US stocks suffered one of the worst weekly falls in a decade as trade tensions with China, interest rate rises and a possible government shutdown rattled markets.
All three indexes closed lower, with the technology-focused Nasdaq down 20 percent since its peak, placing it in so-called “bear market” territory.
The Dow Jones Industrial Average recorded its biggest weekly drop in percentage terms since 2008.
The S&P 500 fell 7percent for the week.
It is the biggest weekly percentage drop since August 2011 while the Nasdaq’s 8.36 percent decline is the sharpest since November 2008.
The Dow Jones fell 6.8 percent during the week.
After years of gains, US investors are fleeing stocks, worried about a range of factors likely to hit corporate profits, including slowing economic growth domestically and abroad.
Earlier this week, the US Federal Reserve lifted the interest rate and signalled that it would continue to rise next year, albeit at a slower pace.
The Fed also cut its forecasts for economic growth in 2019 to 2.3 percent, down from the 2.5 percent predicted in September.
Michael Hewson, chief markets analyst at CMC Markets, said: “China is cooling and the eurozone is slowing down, and some of the economic indicators from the US have been a bit soft recently, but yet the Fed hiked rates and suggested that two more interest rate hikes were lined up for 2019.”
Elliot Clarke, economist at Westpac, the banking group, added: “Political brinkmanship in Washington is further heightening market uncertainty.”

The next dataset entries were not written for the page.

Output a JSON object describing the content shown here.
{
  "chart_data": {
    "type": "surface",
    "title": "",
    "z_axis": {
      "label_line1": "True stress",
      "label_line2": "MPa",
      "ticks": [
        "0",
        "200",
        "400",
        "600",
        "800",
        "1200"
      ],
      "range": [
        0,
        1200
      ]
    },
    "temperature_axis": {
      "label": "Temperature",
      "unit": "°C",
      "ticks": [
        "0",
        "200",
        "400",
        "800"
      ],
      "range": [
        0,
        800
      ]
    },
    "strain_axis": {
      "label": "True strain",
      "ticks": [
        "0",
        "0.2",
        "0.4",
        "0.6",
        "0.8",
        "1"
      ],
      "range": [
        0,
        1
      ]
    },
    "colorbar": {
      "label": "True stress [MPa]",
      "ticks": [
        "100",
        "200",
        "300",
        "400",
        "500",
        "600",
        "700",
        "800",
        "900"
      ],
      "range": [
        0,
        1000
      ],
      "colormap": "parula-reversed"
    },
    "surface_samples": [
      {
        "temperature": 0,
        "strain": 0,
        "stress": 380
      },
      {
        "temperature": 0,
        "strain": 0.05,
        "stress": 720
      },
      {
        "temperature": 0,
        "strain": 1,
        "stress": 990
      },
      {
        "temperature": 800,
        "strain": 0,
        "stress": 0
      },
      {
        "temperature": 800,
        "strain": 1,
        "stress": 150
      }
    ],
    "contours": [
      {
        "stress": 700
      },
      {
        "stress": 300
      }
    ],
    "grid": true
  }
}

Markets were also unnerved by comments from President Donald Trump’s trade adviser Peter Navarro who told the Nikkei newspaper that it would be “difficult” for the US and China to reach a long lasting trade agreement that would end the tensions between the two.
Share trading started Friday on an upswing, boosted by stronger-than-expected quarterly sales at sportswear giant Nike.
Investors also appeared soothed after John Williams, president and chief executive of the Federal Reserve Bank of New York said the central bank would consider market turmoil as it weighs future interest rate decisions.
However, selling set in by afternoon with some of the major technology firms – that led the market’s rally earlier this year – experiencing some of the most bruising falls.
Facebook and Twitter both tumbled more than 6 percent, Amazon dropped more than 5 percent, and Apple and Microsoft slipped more than 3 percent.
For the day, the Nasdaq index fell almost 3 percent, the S&P 500 tumbled more than 2 percent, and the Dow slid 1.8 percent.
Some economists argue that the steep Wall Street sell-off does not reflect conditions in the wider economy, which grew at an annual pace of 3.4 percent in the most recent quarter.
Consumer sentiment also remains strong, according to the most recent data.
However, the fears on Wall Street could spread in the event of a prolonged downturn, analysts warned.
“If these expectations begin to shift, then we would expect to see more downward pressure on sentiment and spending patterns in early 2019,” Oxford Economics said.